On occasion, I also stock remove blades. My Rack Stubby Skinner and the Rack Bay Filet, and the RPK models are a few that are stock removal. In this case, I utilize ATS34 stainless steel and sub
out to an outside heat-treating source in which I usually cryogenically heat-treat as well for that extra Rockwell point! The RPK Models are O1 high carbon steel and I do all of the heat-treating myself.

The Forging Shop has:

HEAT TREATING THE BLADES...

After rough grinding to 120 grit, the blade is at a point where it is ready for heat-treatment. I thermal cycle the blade several times with my torch or forge, then the blade is quenched in good ol’ H2O or quenching oil depending on the metal type, thickness and size.

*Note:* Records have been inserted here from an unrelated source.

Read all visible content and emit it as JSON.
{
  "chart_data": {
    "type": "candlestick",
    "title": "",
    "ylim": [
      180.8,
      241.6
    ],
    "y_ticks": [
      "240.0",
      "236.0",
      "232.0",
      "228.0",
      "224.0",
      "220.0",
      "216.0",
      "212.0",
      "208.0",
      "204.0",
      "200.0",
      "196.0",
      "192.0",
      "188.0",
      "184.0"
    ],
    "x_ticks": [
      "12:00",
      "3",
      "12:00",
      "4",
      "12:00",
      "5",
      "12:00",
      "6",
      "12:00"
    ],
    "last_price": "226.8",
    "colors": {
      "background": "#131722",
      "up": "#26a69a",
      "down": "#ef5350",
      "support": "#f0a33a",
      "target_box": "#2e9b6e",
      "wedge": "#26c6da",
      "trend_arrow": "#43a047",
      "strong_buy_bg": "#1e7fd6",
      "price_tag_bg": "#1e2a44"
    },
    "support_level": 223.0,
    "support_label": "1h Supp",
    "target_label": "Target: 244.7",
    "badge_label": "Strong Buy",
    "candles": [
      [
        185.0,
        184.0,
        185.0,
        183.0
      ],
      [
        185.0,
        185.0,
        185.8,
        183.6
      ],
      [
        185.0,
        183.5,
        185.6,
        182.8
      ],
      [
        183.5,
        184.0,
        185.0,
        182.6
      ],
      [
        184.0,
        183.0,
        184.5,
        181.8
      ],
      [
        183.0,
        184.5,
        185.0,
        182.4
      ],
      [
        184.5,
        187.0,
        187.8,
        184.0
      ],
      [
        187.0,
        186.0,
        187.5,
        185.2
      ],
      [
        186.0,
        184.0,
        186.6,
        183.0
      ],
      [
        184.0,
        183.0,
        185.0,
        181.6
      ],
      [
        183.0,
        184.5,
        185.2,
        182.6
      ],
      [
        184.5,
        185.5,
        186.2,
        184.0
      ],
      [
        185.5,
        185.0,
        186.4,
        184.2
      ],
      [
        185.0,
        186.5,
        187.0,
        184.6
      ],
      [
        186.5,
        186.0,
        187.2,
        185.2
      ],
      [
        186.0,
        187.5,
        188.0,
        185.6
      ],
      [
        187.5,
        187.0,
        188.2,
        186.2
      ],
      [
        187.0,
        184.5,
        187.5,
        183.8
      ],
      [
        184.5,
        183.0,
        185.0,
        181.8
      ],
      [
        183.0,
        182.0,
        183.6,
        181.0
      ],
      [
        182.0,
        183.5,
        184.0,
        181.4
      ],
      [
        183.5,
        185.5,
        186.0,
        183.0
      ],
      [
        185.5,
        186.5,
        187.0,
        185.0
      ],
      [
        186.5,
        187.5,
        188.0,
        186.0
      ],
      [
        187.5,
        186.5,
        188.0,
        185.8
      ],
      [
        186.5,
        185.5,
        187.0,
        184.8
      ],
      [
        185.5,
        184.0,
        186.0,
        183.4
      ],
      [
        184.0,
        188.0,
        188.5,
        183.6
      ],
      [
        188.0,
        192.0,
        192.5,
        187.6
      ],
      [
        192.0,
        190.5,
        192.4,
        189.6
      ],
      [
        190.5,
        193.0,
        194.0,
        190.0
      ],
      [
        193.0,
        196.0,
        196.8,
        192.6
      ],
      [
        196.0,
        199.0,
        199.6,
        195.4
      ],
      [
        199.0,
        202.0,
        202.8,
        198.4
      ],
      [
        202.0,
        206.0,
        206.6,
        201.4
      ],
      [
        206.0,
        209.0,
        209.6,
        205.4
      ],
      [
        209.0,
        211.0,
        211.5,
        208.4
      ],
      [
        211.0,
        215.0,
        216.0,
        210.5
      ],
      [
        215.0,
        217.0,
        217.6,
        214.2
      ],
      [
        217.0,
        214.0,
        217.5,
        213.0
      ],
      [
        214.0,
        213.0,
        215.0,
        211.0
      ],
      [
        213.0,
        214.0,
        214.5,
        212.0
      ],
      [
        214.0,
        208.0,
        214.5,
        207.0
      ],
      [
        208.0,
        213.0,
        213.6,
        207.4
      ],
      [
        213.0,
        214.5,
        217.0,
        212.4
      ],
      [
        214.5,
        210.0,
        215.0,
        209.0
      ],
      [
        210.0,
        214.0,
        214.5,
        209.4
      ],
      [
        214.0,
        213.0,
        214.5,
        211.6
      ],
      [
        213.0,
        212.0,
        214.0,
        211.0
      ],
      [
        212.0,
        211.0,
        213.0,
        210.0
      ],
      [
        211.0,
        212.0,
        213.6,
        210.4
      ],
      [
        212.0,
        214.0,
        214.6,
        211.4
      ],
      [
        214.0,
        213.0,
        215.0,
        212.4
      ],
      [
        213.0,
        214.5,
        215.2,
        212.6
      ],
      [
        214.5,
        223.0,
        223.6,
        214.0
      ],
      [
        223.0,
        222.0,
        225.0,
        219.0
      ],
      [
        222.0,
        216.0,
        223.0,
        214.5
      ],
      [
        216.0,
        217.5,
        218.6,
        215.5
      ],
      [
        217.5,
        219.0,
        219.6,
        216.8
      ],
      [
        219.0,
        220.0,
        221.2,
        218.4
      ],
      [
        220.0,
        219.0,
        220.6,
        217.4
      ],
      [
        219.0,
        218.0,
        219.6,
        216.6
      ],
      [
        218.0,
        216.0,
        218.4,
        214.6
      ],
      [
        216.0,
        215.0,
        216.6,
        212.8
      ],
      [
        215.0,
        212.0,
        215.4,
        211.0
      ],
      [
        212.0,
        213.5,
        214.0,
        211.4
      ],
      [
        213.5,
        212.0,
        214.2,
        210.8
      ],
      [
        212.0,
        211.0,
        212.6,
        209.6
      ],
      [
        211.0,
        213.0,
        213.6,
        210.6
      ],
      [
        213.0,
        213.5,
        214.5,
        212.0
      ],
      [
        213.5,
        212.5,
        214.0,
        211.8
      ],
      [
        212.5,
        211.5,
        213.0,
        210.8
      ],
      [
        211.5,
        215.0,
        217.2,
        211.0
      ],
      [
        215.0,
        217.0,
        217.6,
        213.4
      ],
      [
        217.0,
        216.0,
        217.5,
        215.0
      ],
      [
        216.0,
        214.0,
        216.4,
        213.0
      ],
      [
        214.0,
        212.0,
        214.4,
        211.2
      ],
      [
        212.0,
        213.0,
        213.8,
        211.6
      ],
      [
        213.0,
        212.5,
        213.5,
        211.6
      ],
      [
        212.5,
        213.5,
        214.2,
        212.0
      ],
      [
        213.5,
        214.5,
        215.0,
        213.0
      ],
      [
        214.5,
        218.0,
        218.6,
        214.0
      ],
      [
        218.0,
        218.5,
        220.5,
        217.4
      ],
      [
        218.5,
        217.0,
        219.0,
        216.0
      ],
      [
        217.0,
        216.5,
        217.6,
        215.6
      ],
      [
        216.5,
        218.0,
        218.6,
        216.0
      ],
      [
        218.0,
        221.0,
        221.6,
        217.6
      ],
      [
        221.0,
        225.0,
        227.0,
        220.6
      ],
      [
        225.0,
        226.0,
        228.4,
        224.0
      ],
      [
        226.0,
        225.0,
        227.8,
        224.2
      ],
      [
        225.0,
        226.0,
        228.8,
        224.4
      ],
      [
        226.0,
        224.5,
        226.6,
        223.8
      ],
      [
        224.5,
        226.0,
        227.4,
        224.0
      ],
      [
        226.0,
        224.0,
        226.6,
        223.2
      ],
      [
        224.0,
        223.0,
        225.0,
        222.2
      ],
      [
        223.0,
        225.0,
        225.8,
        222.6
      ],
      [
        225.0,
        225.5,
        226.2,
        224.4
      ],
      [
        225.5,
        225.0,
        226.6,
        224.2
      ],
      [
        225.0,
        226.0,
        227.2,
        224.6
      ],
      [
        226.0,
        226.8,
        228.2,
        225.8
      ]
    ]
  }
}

The blade is differentially heat-treated where the edge and point is hard, the spine area, and behind the ricasso is tough, but not completely hardened. The blades are then tempered one to three times between 350 to 500 degrees (depends on the metal type again) to toughen them up to a perfect working hardness. All the finished blades end up around the 57-59 Rockwell range.



THE RACK FORGE TEST

The tests I put each blade through are semi typical of the ABS Journeyman or Master test. I first test the edge for proper hardness by pushing the blade edge over a ¼" round brass rod. If the edge is properly heat-treated, the edge will give but rebound to its original position. This test reflects if the edge is too hard or too soft. The bigger blades, I then cut 1-2 two by fours boards in half. At this point, the blade has been subjected to more force then most people would put a knife through. (At least I hope!)

I finish the testing by checking the edge if it cuts paper or cuts arm hair. Most of the time the blade would have a temporary handle on it giving me the option to correct any problems to the blade as needed! For smaller blades, I edge test then I cut into the two by four, but not in half. If all is well, the guard and handle go on.



FINISHING THE KNIFE…

I hand make the guard to fit, silver solder it, properly secure the handle material, grind the handle & guard to shape, make the kydex or leather sheath, check the sharpness, wax the knife, and finally ship it! Sounds easy, but there is more then meets the eye to making a good knife that is intended to last a lifetime or more!